Dr. Walid F. Gerard, a drug safety expert at the University of Pittsburgh, noted: current trial The study, conducted by British researchers, will soon yield results on the efficacy of Pfizer’s antiviral drug Paxlovid, which is widely used in the United States, against COVID-19, he said.

“We didn’t have the infrastructure to collect the data we needed to make decisions,” he said of the US pandemic response.

Vaccines have proven to be the most effective bulwark in preventing hospitalizations and deaths from COVID-19. But public health experts say the focus on vaccination has often overshadowed efforts to develop and deliver treatments. Antibody drugs important to immunocompromised Americans are no longer cleared by the FDA, and experts say more antiviral drugs are needed.
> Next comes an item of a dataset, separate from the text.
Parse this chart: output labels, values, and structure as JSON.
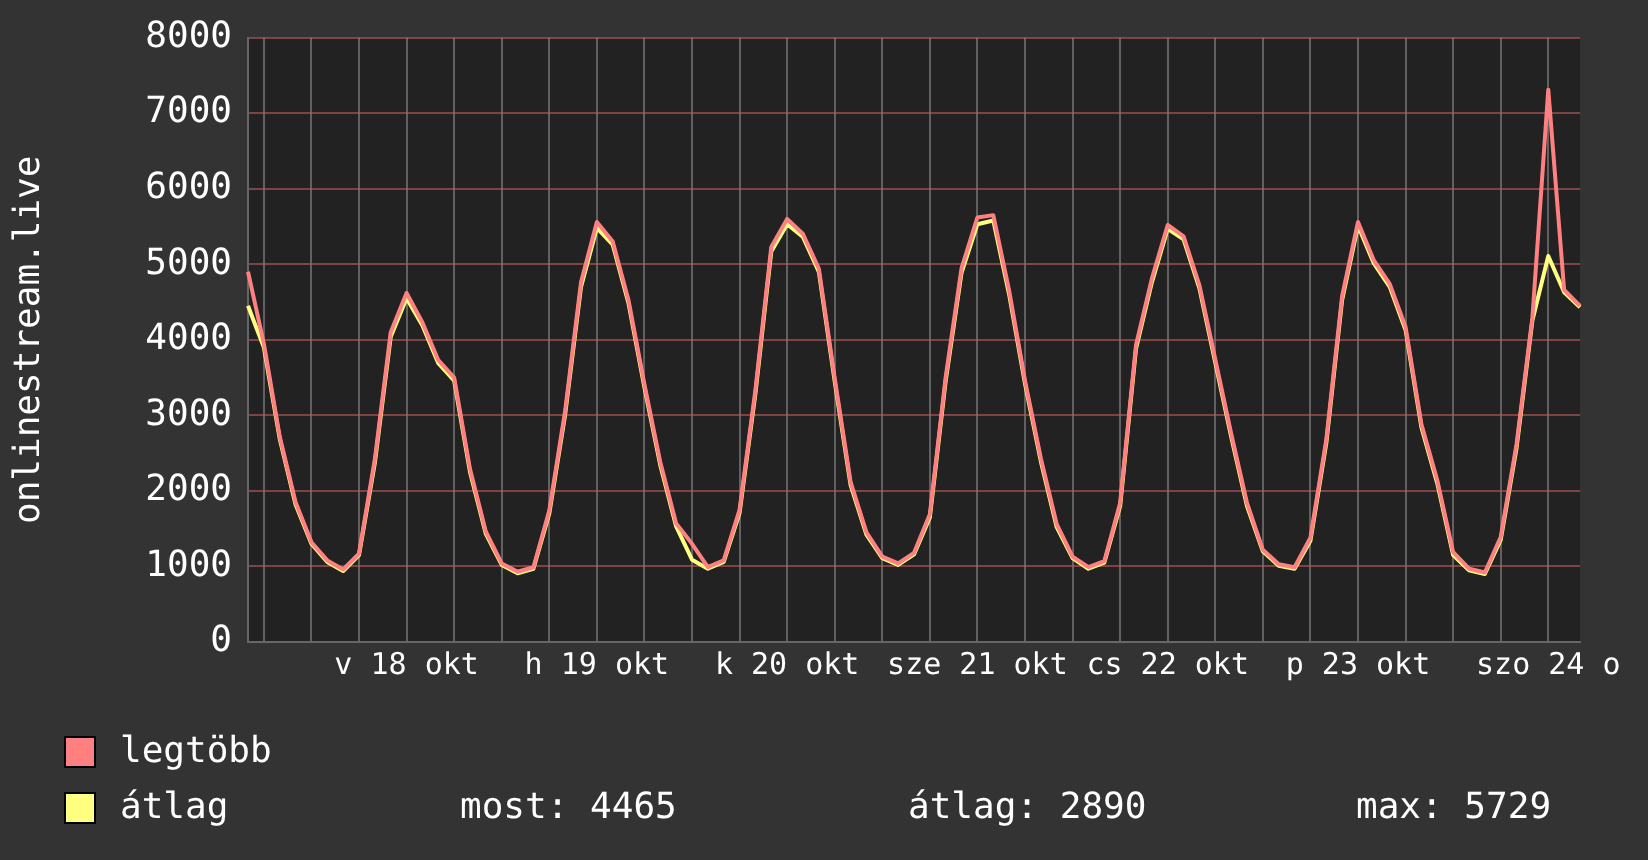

The Biden administration has focused on introducing boosters, which have seen a steady decline since the first round was authorized in the fall of 2021. But other strategies aimed at preventing the spread of the virus, such as improving indoor air quality, are also being evaluated. A relatively modest note.

“Myopic focus on vaccines alone and excluding other areas that can be very easily achieved to achieve a much better response is like building a house with one wall or no roof. It’s like there is,” Dr. Luciana said. Borio is a former acting FDA principal investigator who advised Biden’s transition team.